Kingdom divided over more political role for monarch
ALMOST 40 per cent of Britons would support King Charles speaking out on political issues such as climate change, a poll has revealed.
In the survey, 45 per cent of young people want to see the monarch voice his views, perhaps impressed with his outspoken views on the need to tackle climate change.
But almost half of adults, 46 per cent, believe the newly-crowned King should follow in the footsteps of his mother and remain politically neutral.
According to statistics from polling firm BMG, this is particularly the case among older adults, with 59 per cent believing he should remain neutral.
Just 27 per cent of people aged over 65 think the monarch should discuss political issues publicly.
Voicing his political views would mark a huge shift from the late Queen, who largely refused to venture into the political arena during her seven decades on the throne.
Royal expert Phil Dampier told the Express: “The King believes he is here to serve and improve things, and will find it hard to ignore the cost-of-living crisis, food banks and nurses on strike.

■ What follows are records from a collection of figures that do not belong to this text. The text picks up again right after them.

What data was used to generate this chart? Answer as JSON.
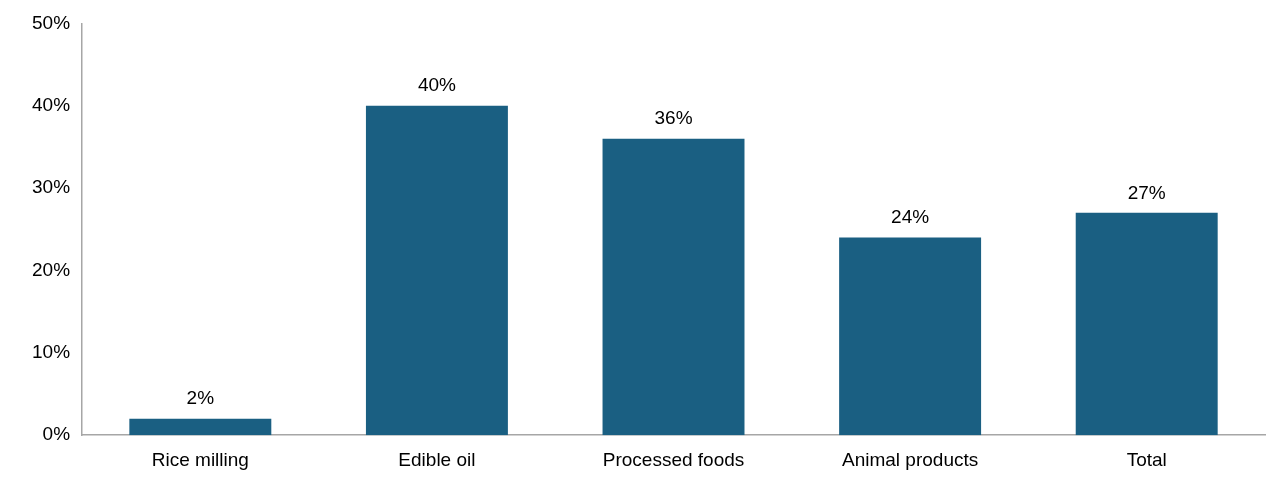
{
  "chart_data": {
    "type": "bar",
    "categories": [
      "Rice milling",
      "Edible oil",
      "Processed foods",
      "Animal products",
      "Total"
    ],
    "values": [
      2,
      40,
      36,
      24,
      27
    ],
    "value_labels": [
      "2%",
      "40%",
      "36%",
      "24%",
      "27%"
    ],
    "color": "#1a5f82",
    "ylim": [
      0,
      50
    ],
    "yticks": [
      {
        "value": 0,
        "label": "0%"
      },
      {
        "value": 10,
        "label": "10%"
      },
      {
        "value": 20,
        "label": "20%"
      },
      {
        "value": 30,
        "label": "30%"
      },
      {
        "value": 40,
        "label": "40%"
      },
      {
        "value": 50,
        "label": "50%"
      }
    ],
    "grid": false,
    "legend": false
  }
}
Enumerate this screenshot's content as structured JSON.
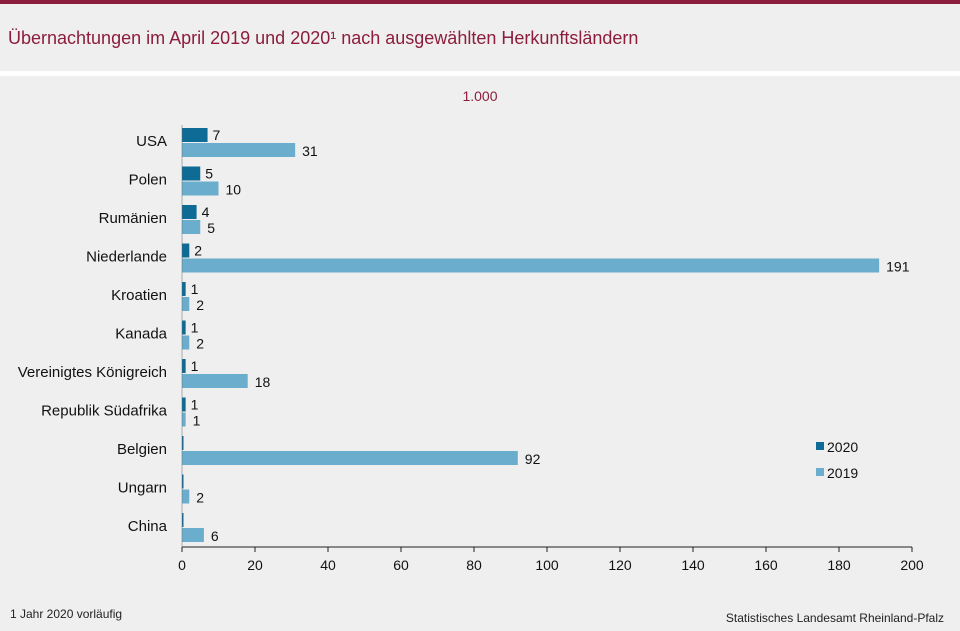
{
  "header": {
    "title": "Übernachtungen im April 2019 und 2020¹ nach ausgewählten Herkunftsländern",
    "unit": "1.000"
  },
  "footer": {
    "footnote": "1 Jahr 2020 vorläufig",
    "source": "Statistisches Landesamt Rheinland-Pfalz"
  },
  "colors": {
    "brand": "#8c1d3c",
    "series_2020": "#0d6b96",
    "series_2019": "#6aadcd"
  },
  "chart_data": {
    "type": "bar",
    "orientation": "horizontal",
    "categories": [
      "USA",
      "Polen",
      "Rumänien",
      "Niederlande",
      "Kroatien",
      "Kanada",
      "Vereinigtes Königreich",
      "Republik Südafrika",
      "Belgien",
      "Ungarn",
      "China"
    ],
    "series": [
      {
        "name": "2020",
        "values": [
          7,
          5,
          4,
          2,
          1,
          1,
          1,
          1,
          0,
          0,
          0
        ],
        "labels": [
          "7",
          "5",
          "4",
          "2",
          "1",
          "1",
          "1",
          "1",
          "",
          "",
          ""
        ]
      },
      {
        "name": "2019",
        "values": [
          31,
          10,
          5,
          191,
          2,
          2,
          18,
          1,
          92,
          2,
          6
        ],
        "labels": [
          "31",
          "10",
          "5",
          "191",
          "2",
          "2",
          "18",
          "1",
          "92",
          "2",
          "6"
        ]
      }
    ],
    "xlim": [
      0,
      200
    ],
    "xticks": [
      "0",
      "20",
      "40",
      "60",
      "80",
      "100",
      "120",
      "140",
      "160",
      "180",
      "200"
    ],
    "grid": false,
    "legend": "bottom-right"
  }
}
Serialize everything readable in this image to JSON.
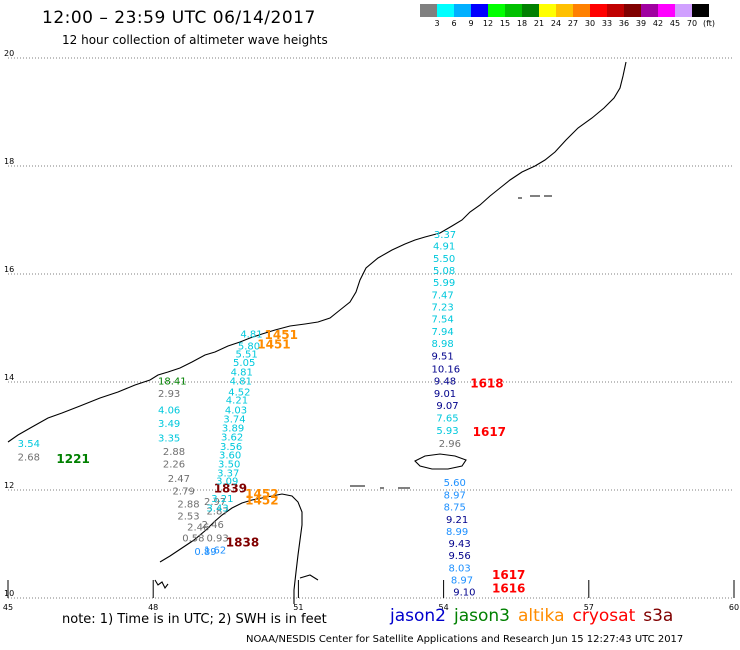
{
  "title": "12:00 – 23:59 UTC 06/14/2017",
  "subtitle": "12 hour collection of altimeter wave heights",
  "legend": {
    "colors": [
      "#808080",
      "#00ffff",
      "#00b0ff",
      "#0000ff",
      "#00ff00",
      "#00c000",
      "#008000",
      "#ffff00",
      "#ffc000",
      "#ff8000",
      "#ff0000",
      "#c00000",
      "#800000",
      "#a000a0",
      "#ff00ff",
      "#d0a0ff",
      "#000000"
    ],
    "labels": [
      "3",
      "6",
      "9",
      "12",
      "15",
      "18",
      "21",
      "24",
      "27",
      "30",
      "33",
      "36",
      "39",
      "42",
      "45",
      "70",
      "(ft)"
    ]
  },
  "axes": {
    "x_ticks": [
      "45",
      "48",
      "51",
      "54",
      "57",
      "60"
    ],
    "y_ticks": [
      "10",
      "12",
      "14",
      "16",
      "18",
      "20"
    ],
    "lon_range": [
      45,
      60
    ],
    "lat_range": [
      10,
      20
    ]
  },
  "colors": {
    "jason2": "#0000cc",
    "jason3": "#008000",
    "altika": "#ff8c00",
    "cryosat": "#ff0000",
    "s3a": "#800000",
    "cyan": "#00c8dc",
    "gray": "#707070",
    "navy": "#00008b",
    "steel": "#1e90ff"
  },
  "tracks": [
    {
      "time": "1221",
      "time_color": "green",
      "tlon": 46.0,
      "tlat": 12.5,
      "points": [
        {
          "lon": 45.2,
          "lat": 12.8,
          "v": "3.54",
          "c": "cyan"
        },
        {
          "lon": 45.2,
          "lat": 12.55,
          "v": "2.68",
          "c": "gray"
        }
      ]
    },
    {
      "time": "",
      "time_color": "green",
      "points": [
        {
          "lon": 48.1,
          "lat": 13.95,
          "v": "18.41",
          "c": "green"
        },
        {
          "lon": 48.1,
          "lat": 13.72,
          "v": "2.93",
          "c": "gray"
        },
        {
          "lon": 48.1,
          "lat": 13.42,
          "v": "4.06",
          "c": "cyan"
        },
        {
          "lon": 48.1,
          "lat": 13.17,
          "v": "3.49",
          "c": "cyan"
        },
        {
          "lon": 48.1,
          "lat": 12.9,
          "v": "3.35",
          "c": "cyan"
        },
        {
          "lon": 48.2,
          "lat": 12.65,
          "v": "2.88",
          "c": "gray"
        },
        {
          "lon": 48.2,
          "lat": 12.42,
          "v": "2.26",
          "c": "gray"
        },
        {
          "lon": 48.3,
          "lat": 12.15,
          "v": "2.47",
          "c": "gray"
        },
        {
          "lon": 48.4,
          "lat": 11.92,
          "v": "2.79",
          "c": "gray"
        },
        {
          "lon": 48.5,
          "lat": 11.68,
          "v": "2.88",
          "c": "gray"
        },
        {
          "lon": 48.5,
          "lat": 11.45,
          "v": "2.53",
          "c": "gray"
        },
        {
          "lon": 48.7,
          "lat": 11.25,
          "v": "2.46",
          "c": "gray"
        },
        {
          "lon": 48.6,
          "lat": 11.05,
          "v": "0.58",
          "c": "gray"
        },
        {
          "lon": 49.1,
          "lat": 11.05,
          "v": "0.93",
          "c": "gray"
        },
        {
          "lon": 49.1,
          "lat": 11.55,
          "v": "2.87",
          "c": "gray"
        },
        {
          "lon": 49.05,
          "lat": 11.72,
          "v": "2.97",
          "c": "gray"
        },
        {
          "lon": 49.0,
          "lat": 11.3,
          "v": "2.46",
          "c": "gray"
        },
        {
          "lon": 49.05,
          "lat": 10.82,
          "v": "1.62",
          "c": "steel"
        }
      ]
    },
    {
      "time": "1839",
      "time_color": "s3a",
      "tlon": 49.25,
      "tlat": 11.95,
      "points": []
    },
    {
      "time": "1838",
      "time_color": "s3a",
      "tlon": 49.5,
      "tlat": 10.95,
      "points": [
        {
          "lon": 48.85,
          "lat": 10.8,
          "v": "0.89",
          "c": "steel"
        }
      ]
    },
    {
      "time": "1451",
      "time_color": "altika",
      "tlon": 50.3,
      "tlat": 14.8,
      "points": []
    },
    {
      "time": "1451",
      "time_color": "altika",
      "tlon": 50.15,
      "tlat": 14.62,
      "points": [
        {
          "lon": 49.8,
          "lat": 14.82,
          "v": "4.81",
          "c": "cyan"
        },
        {
          "lon": 49.75,
          "lat": 14.6,
          "v": "5.80",
          "c": "cyan"
        },
        {
          "lon": 49.7,
          "lat": 14.45,
          "v": "5.51",
          "c": "cyan"
        },
        {
          "lon": 49.65,
          "lat": 14.3,
          "v": "5.05",
          "c": "cyan"
        },
        {
          "lon": 49.6,
          "lat": 14.12,
          "v": "4.81",
          "c": "cyan"
        },
        {
          "lon": 49.58,
          "lat": 13.95,
          "v": "4.81",
          "c": "cyan"
        },
        {
          "lon": 49.55,
          "lat": 13.75,
          "v": "4.52",
          "c": "cyan"
        },
        {
          "lon": 49.5,
          "lat": 13.6,
          "v": "4.21",
          "c": "cyan"
        },
        {
          "lon": 49.48,
          "lat": 13.42,
          "v": "4.03",
          "c": "cyan"
        },
        {
          "lon": 49.45,
          "lat": 13.25,
          "v": "3.74",
          "c": "cyan"
        },
        {
          "lon": 49.42,
          "lat": 13.08,
          "v": "3.89",
          "c": "cyan"
        },
        {
          "lon": 49.4,
          "lat": 12.92,
          "v": "3.62",
          "c": "cyan"
        },
        {
          "lon": 49.38,
          "lat": 12.74,
          "v": "3.56",
          "c": "cyan"
        },
        {
          "lon": 49.36,
          "lat": 12.58,
          "v": "3.60",
          "c": "cyan"
        },
        {
          "lon": 49.34,
          "lat": 12.42,
          "v": "3.50",
          "c": "cyan"
        },
        {
          "lon": 49.32,
          "lat": 12.25,
          "v": "3.37",
          "c": "cyan"
        },
        {
          "lon": 49.3,
          "lat": 12.1,
          "v": "3.09",
          "c": "cyan"
        },
        {
          "lon": 49.2,
          "lat": 11.78,
          "v": "3.21",
          "c": "cyan"
        },
        {
          "lon": 49.1,
          "lat": 11.6,
          "v": "3.43",
          "c": "cyan"
        }
      ]
    },
    {
      "time": "1452",
      "time_color": "altika",
      "tlon": 49.9,
      "tlat": 11.85,
      "points": []
    },
    {
      "time": "1452",
      "time_color": "altika",
      "tlon": 49.9,
      "tlat": 11.73,
      "points": []
    },
    {
      "time": "1618",
      "time_color": "cryosat",
      "tlon": 54.55,
      "tlat": 13.9,
      "points": [
        {
          "lon": 53.8,
          "lat": 16.67,
          "v": "3.37",
          "c": "cyan"
        },
        {
          "lon": 53.78,
          "lat": 16.45,
          "v": "4.91",
          "c": "cyan"
        },
        {
          "lon": 53.78,
          "lat": 16.22,
          "v": "5.50",
          "c": "cyan"
        },
        {
          "lon": 53.78,
          "lat": 16.0,
          "v": "5.08",
          "c": "cyan"
        },
        {
          "lon": 53.78,
          "lat": 15.78,
          "v": "5.99",
          "c": "cyan"
        },
        {
          "lon": 53.75,
          "lat": 15.55,
          "v": "7.47",
          "c": "cyan"
        },
        {
          "lon": 53.75,
          "lat": 15.32,
          "v": "7.23",
          "c": "cyan"
        },
        {
          "lon": 53.75,
          "lat": 15.1,
          "v": "7.54",
          "c": "cyan"
        },
        {
          "lon": 53.75,
          "lat": 14.87,
          "v": "7.94",
          "c": "cyan"
        },
        {
          "lon": 53.75,
          "lat": 14.65,
          "v": "8.98",
          "c": "cyan"
        },
        {
          "lon": 53.75,
          "lat": 14.42,
          "v": "9.51",
          "c": "navy"
        },
        {
          "lon": 53.75,
          "lat": 14.18,
          "v": "10.16",
          "c": "navy"
        },
        {
          "lon": 53.8,
          "lat": 13.95,
          "v": "9.48",
          "c": "navy"
        },
        {
          "lon": 53.8,
          "lat": 13.72,
          "v": "9.01",
          "c": "navy"
        },
        {
          "lon": 53.85,
          "lat": 13.5,
          "v": "9.07",
          "c": "navy"
        },
        {
          "lon": 53.85,
          "lat": 13.27,
          "v": "7.65",
          "c": "cyan"
        },
        {
          "lon": 53.85,
          "lat": 13.04,
          "v": "5.93",
          "c": "cyan"
        },
        {
          "lon": 53.9,
          "lat": 12.8,
          "v": "2.96",
          "c": "gray"
        }
      ]
    },
    {
      "time": "1617",
      "time_color": "cryosat",
      "tlon": 54.6,
      "tlat": 13.0,
      "points": []
    },
    {
      "time": "1617",
      "time_color": "cryosat",
      "tlon": 55.0,
      "tlat": 10.35,
      "points": [
        {
          "lon": 54.0,
          "lat": 12.07,
          "v": "5.60",
          "c": "steel"
        },
        {
          "lon": 54.0,
          "lat": 11.84,
          "v": "8.97",
          "c": "steel"
        },
        {
          "lon": 54.0,
          "lat": 11.62,
          "v": "8.75",
          "c": "steel"
        },
        {
          "lon": 54.05,
          "lat": 11.39,
          "v": "9.21",
          "c": "navy"
        },
        {
          "lon": 54.05,
          "lat": 11.17,
          "v": "8.99",
          "c": "steel"
        },
        {
          "lon": 54.1,
          "lat": 10.94,
          "v": "9.43",
          "c": "navy"
        },
        {
          "lon": 54.1,
          "lat": 10.72,
          "v": "9.56",
          "c": "navy"
        },
        {
          "lon": 54.1,
          "lat": 10.49,
          "v": "8.03",
          "c": "steel"
        },
        {
          "lon": 54.15,
          "lat": 10.27,
          "v": "8.97",
          "c": "steel"
        },
        {
          "lon": 54.2,
          "lat": 10.05,
          "v": "9.10",
          "c": "navy"
        }
      ]
    },
    {
      "time": "1616",
      "time_color": "cryosat",
      "tlon": 55.0,
      "tlat": 10.1,
      "points": []
    }
  ],
  "footer": {
    "note": "note: 1) Time is in UTC; 2) SWH is in feet",
    "satellites": [
      {
        "name": "jason2",
        "color": "#0000cc"
      },
      {
        "name": "jason3",
        "color": "#008000"
      },
      {
        "name": "altika",
        "color": "#ff8c00"
      },
      {
        "name": "cryosat",
        "color": "#ff0000"
      },
      {
        "name": "s3a",
        "color": "#800000"
      }
    ],
    "credit": "NOAA/NESDIS Center for Satellite Applications and Research   Jun 15 12:27:43 UTC 2017"
  }
}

“Last week it was revealed he has set an example by awarding his own staff a six per cent pay rise as well as a bonus of up to £600.
“He will want to do things differently from his mother, but it is essential he moves slowly and strikes a balance if he wants to take the public – and the politicians – with him.”
BMG said the enthusiasm for the younger generation to support King Charles being vocal about issues was likely to be because King Charles had strong views on climate change and the environment – an issue many young people are particularly passionate about.
Former Prime Minister Liz Truss asked the then Prince not to travel to COP 27 in Egypt.
But he held a reception at Buckingham Palace for around 200 politicians and campaigners to discuss climate change.
Prime Minister Rishi Sunak has paid tribute to King Charles’s work on climate, saying he had worked for 50 years to find solutions, long before the first UN COP meeting.
In 2018, outlining how he might address political matters, Charles said: “I’ve tried to make sure whatever I’ve done has been non-party political.
“But I think it’s vital to remember there’s only room for one sovereign at a time, not two, so you can’t be the same as the sovereign if you’re the Prince of Wales or the heir.
“But the idea somehow that I’m going to go on in exactly the same way if I have to succeed is complete nonsense, because the two, the two situations are completely different.
“Clearly, I won’t be able to do the same things I’ve done, you know, as heir so of course you operate within the constitutional parameters.”
Asked if he could continue, as King, to use his “convening power”, Charles said: “Well, you never know. But you could only do it with the agreement of ministers. That’s how it works.”
During his first overseas visit as King, to Berlin, the monarch hailed “vital” efforts to cut carbon emissions and praised Germany’s “extraordinary generosity” in hosting Ukrainian refugees.
It prompted some to say the visit to Berlin indicated the King would not be silent on those issues dear to his heart.